В последнее время все потери и одолевшая меня печаль не давали покоя, и я постоянно думала о родителях и сестре. Из-за возвращения в Сидней их смерть казалась совсем недавней, переплетаясь с болью от потери Коннора и ухода Пиппы.

Это слишком.

— Думаю, она скучает по ФиГэл, — прошептала я, потирая виски от легкой головной боли, которая мучила меня весь день.

Коко посмотрела прямо на меня.

— ФиГэл. ФиГэл. Домой!

Ложка в руке Гэллоуэя с грохотом упала в миску.

— Я знаю, маленький орешек.
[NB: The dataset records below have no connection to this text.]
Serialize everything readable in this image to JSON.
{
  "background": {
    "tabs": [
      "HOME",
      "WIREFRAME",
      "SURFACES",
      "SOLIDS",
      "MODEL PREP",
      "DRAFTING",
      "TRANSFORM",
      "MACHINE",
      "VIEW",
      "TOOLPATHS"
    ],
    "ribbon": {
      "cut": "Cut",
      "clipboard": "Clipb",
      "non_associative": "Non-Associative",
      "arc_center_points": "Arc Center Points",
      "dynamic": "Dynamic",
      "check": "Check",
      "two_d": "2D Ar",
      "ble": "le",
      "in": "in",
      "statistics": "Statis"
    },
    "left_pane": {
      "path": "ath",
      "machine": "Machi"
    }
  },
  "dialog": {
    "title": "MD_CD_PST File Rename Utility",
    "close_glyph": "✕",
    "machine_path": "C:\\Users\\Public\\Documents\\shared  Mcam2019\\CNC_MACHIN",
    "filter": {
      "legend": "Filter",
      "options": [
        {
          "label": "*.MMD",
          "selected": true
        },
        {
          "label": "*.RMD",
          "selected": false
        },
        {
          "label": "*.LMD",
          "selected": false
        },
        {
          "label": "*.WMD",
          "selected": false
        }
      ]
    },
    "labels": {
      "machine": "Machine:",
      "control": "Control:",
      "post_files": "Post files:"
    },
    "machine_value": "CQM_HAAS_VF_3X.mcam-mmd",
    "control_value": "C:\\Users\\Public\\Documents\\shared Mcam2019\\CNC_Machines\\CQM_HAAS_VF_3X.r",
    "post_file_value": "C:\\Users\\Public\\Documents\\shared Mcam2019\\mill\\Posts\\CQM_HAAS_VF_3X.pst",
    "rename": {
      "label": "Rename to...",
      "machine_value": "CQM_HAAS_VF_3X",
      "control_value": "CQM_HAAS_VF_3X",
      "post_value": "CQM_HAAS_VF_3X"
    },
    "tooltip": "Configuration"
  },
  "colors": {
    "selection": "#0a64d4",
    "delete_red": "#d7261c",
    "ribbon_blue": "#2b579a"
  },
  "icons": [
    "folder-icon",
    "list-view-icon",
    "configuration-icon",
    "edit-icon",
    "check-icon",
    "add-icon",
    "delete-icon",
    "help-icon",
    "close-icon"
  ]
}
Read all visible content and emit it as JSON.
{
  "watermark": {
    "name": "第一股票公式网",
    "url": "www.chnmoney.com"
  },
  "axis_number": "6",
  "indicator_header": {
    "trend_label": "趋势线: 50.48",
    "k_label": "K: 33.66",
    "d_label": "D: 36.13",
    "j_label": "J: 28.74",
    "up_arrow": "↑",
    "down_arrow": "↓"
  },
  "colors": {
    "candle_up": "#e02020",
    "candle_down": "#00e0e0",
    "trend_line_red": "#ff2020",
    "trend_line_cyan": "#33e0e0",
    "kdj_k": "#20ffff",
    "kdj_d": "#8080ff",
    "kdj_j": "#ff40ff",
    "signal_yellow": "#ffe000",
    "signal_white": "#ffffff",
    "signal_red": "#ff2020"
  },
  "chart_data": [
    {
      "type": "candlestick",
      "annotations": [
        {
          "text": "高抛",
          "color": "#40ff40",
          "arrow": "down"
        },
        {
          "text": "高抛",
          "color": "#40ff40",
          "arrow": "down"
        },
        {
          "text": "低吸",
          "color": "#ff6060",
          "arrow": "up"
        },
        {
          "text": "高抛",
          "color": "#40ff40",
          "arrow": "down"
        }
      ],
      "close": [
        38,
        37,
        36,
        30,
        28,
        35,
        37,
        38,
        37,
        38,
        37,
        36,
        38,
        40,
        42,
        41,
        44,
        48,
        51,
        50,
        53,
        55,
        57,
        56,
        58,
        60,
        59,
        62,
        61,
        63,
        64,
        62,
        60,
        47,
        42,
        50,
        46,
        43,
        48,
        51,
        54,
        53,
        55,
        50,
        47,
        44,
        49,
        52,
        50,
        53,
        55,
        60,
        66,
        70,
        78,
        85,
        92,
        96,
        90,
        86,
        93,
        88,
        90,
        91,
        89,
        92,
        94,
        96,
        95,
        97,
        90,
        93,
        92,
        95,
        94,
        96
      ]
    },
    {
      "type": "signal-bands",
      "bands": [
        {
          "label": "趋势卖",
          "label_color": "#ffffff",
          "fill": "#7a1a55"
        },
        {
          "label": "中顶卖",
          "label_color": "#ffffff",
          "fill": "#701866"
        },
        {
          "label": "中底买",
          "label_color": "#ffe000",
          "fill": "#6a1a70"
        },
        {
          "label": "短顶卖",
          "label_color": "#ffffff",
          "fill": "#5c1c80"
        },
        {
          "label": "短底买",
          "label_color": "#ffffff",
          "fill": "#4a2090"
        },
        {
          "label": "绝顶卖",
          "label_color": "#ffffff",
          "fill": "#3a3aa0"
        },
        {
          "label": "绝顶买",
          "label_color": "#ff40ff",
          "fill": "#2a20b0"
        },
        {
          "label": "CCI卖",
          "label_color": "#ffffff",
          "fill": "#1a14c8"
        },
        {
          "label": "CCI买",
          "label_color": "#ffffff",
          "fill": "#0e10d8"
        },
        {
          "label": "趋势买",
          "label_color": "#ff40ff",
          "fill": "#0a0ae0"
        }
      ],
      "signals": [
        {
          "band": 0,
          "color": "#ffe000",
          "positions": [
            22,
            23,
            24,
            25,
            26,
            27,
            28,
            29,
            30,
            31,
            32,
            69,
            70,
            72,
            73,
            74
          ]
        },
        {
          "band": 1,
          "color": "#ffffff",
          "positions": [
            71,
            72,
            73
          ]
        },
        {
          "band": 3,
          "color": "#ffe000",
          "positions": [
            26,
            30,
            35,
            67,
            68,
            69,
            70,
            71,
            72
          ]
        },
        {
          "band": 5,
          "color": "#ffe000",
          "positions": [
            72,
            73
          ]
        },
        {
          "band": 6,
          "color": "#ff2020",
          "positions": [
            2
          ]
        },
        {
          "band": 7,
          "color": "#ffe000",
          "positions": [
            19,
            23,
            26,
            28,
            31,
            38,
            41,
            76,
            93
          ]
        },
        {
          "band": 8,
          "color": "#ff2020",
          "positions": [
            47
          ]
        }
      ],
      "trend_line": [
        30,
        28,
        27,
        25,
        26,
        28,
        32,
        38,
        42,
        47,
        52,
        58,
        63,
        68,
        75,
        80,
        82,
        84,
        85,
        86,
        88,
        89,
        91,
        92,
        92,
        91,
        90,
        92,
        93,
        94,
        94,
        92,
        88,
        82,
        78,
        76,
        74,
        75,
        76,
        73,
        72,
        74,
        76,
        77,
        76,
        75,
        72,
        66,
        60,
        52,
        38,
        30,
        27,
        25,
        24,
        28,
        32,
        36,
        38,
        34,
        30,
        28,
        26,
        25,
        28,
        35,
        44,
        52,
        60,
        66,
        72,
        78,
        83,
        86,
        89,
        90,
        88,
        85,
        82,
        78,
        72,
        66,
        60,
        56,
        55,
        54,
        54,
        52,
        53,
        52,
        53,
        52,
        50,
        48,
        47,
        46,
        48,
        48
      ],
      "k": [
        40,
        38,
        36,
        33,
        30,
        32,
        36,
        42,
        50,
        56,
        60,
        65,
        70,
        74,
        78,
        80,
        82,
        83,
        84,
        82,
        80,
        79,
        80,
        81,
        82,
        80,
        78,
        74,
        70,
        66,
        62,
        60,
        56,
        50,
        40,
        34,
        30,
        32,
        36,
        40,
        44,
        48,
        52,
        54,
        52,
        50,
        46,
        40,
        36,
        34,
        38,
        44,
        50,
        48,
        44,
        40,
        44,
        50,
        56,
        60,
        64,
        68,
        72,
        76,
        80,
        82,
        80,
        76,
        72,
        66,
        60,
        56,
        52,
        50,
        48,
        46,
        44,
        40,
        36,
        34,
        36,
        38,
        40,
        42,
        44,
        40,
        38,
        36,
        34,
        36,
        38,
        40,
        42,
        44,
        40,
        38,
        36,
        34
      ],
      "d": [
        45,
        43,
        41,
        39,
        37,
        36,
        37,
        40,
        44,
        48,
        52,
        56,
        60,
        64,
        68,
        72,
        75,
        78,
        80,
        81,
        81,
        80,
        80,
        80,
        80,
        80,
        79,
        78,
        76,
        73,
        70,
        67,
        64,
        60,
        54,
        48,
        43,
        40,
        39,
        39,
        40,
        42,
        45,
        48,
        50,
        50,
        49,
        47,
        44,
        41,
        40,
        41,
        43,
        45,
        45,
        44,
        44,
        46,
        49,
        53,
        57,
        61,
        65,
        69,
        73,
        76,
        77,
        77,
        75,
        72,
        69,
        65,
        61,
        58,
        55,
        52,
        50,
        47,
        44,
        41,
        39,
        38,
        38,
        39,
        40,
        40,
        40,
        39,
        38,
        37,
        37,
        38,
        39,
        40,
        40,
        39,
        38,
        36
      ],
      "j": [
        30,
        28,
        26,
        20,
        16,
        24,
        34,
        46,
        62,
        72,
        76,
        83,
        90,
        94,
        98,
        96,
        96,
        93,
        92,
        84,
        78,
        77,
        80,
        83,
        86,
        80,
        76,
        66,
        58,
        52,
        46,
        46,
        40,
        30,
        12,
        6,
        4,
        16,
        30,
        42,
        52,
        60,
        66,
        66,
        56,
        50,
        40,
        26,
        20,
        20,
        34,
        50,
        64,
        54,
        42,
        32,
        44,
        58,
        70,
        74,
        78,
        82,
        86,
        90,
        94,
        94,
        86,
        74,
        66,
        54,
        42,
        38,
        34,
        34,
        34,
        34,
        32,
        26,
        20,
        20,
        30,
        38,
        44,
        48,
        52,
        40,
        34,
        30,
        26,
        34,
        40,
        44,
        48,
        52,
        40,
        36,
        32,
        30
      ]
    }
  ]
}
ФиГэл был твоим домом. Но теперь все изменилось. Теперь мы живем здесь.

В ее зелено-голубых глазах заблестели слезы.

Я не могла оторвать взгляда от ее загорелой кожи цвета мускатного ореха (сомневаюсь, что она когда-нибудь поблекнет), светло-русых локонов и решительного подбородка.

Она была идеальной смесью Гэллоуэя и меня, глубоко внутри нее таились те же самые желания.

Да, малышка, я бы тоже хотела вернуться домой.

Мое внимание привлек Гэллоуэй.

Мне не нужно было спрашивать, чтобы понять, что он чувствует то же самое.

Я не спрашивала.

Я не стала допытываться.

Но я понимала, что он тоскует по дому.

Почему мы здесь?

Зачем мы вернулись, если готовы променять все на то, что у нас было раньше?

До того, как Коннор умер?

До того, как Гэллоуэй чуть не погиб?

До того, как моя семья не погибла?

Столько смертей, и все же я хотела вернуться.

В этом не было смысла.

Мы должны быть счастливы, что находимся здесь, в безопасности, что вокруг нас лекарства, врачи и люди.

Оторвав взгляд от его лица, я встала, чтобы отнести посуду на кухню.

Момент был прерван.

О доме не упоминалось.

На следующий день мы с Гэллоуэм впервые заговорили о том, где будем жить. Мы не хотели задерживаться в квартире (благодаря щедрости австралийского правительства), и нам нужно было пустить корни, чтобы чувствовать себя комфортно.